Einerseits lässt sich durch solche gebündelte Aktionen nicht nur mediale Aufmerksamkeit für die Problematik erzeugen, sondern durchaus auch ein bestimmter Druck auf die politischen Entscheidungsträger. Teilerfolge sind vorprogrammiert, und das ist das Positive an solch breit angelegten Plattformen.

Andererseits jedoch gelingt es solchen Bündnissen nicht, die Interessen, der hinter solchen Verträgen stehenden Konzerne und des Finanzkapitals, wesentlich zu durchkreuzen. Das hat die so genannte Zivilgesellschaft in den letzten Jahren und Jahrzehnten schmerzvoll hinnehmen müssen.

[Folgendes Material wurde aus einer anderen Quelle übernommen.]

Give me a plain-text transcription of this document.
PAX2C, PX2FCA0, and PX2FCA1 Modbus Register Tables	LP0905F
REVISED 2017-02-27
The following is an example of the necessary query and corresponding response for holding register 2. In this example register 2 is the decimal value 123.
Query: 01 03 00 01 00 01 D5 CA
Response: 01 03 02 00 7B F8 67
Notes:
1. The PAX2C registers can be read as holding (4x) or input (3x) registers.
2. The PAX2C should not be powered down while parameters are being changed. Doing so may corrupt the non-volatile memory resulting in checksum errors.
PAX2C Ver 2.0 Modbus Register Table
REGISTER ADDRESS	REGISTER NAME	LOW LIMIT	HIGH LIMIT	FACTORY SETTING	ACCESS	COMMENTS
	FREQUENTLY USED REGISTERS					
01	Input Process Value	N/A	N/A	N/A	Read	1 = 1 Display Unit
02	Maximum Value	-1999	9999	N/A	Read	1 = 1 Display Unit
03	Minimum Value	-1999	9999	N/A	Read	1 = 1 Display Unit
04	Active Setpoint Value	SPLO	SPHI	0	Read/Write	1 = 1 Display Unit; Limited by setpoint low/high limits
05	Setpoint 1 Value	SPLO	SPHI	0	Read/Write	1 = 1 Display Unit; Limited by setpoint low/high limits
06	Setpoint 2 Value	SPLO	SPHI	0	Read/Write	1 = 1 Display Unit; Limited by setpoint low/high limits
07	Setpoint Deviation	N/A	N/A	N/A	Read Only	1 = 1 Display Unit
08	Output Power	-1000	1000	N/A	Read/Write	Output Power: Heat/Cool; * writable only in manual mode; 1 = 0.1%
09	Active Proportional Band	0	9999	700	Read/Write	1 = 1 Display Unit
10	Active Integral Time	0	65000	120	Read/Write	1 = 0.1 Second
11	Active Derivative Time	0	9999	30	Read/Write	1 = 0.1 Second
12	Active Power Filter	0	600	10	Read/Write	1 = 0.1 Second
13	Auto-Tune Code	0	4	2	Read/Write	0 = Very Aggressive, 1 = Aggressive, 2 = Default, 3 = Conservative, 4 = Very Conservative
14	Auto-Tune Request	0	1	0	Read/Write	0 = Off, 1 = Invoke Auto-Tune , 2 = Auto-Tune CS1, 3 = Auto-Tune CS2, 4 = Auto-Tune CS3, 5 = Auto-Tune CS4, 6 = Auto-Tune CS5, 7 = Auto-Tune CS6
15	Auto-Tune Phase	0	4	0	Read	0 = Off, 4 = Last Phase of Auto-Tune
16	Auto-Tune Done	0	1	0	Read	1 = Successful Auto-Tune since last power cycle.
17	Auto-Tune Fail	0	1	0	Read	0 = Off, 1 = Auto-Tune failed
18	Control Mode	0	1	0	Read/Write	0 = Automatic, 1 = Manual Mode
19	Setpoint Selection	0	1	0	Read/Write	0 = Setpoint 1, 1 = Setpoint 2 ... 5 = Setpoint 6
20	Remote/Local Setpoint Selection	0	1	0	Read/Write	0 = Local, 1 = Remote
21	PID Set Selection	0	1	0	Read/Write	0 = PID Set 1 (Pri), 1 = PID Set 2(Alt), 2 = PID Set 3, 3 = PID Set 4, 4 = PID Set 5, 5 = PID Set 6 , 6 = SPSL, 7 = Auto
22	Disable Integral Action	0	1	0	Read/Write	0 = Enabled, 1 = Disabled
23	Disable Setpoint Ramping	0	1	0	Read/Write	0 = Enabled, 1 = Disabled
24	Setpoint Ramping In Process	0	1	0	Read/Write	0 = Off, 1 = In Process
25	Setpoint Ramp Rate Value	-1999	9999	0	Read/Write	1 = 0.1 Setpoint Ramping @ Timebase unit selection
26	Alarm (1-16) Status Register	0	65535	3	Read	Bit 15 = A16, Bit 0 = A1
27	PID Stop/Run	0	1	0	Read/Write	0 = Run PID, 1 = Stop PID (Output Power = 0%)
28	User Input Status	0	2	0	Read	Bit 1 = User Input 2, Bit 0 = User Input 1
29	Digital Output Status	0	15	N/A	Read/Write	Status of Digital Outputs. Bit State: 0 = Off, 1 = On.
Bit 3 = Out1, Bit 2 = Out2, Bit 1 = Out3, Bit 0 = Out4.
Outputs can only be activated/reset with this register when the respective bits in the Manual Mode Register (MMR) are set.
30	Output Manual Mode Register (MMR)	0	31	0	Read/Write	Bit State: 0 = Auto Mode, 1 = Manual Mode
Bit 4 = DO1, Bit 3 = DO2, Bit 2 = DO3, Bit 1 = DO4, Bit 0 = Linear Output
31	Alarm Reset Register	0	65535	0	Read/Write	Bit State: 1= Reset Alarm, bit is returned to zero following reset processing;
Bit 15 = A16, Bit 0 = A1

Ein wesentlicher Grund dafür ist die Deregulierung von demokratischen Mitbestimmungsprozessen, welche von der herrschenden Politik umzusetzen sind. Wenn Volksabstimmungen, bei denen der Volkswille von den Regierungen umgesetzt werden muss, von eben diesen Regierungen nicht durchgeführt oder unmöglich gemacht werden, dann bleiben den zahlreichen NGOs in wichtigen gesellschaftspolitischen Fragen nur mehr jene scheindemokratischen Mitsprachemöglichkeiten, die sich schon in der Vergangenheit als wirkungslos herausgestellt haben, wie etwa Volksbegehren und Petitionen. Letztere boomen gleichsam, sowohl in den Nationalstaaten als auch auf europäischer Ebene, hatten und haben aber im Wesentlichen kaum Wirkungen auf die parlamentarischen Entscheidungs- und Abstimmungsprozesse. Was von ihnen bleibt, ist meist nicht mehr als die Möglichkeit, den Bekanntheitsgrad von einigen NGOs zu steigern und solche Begehren von unterschiedlichen Seiten parteipolitisch zu nutzen.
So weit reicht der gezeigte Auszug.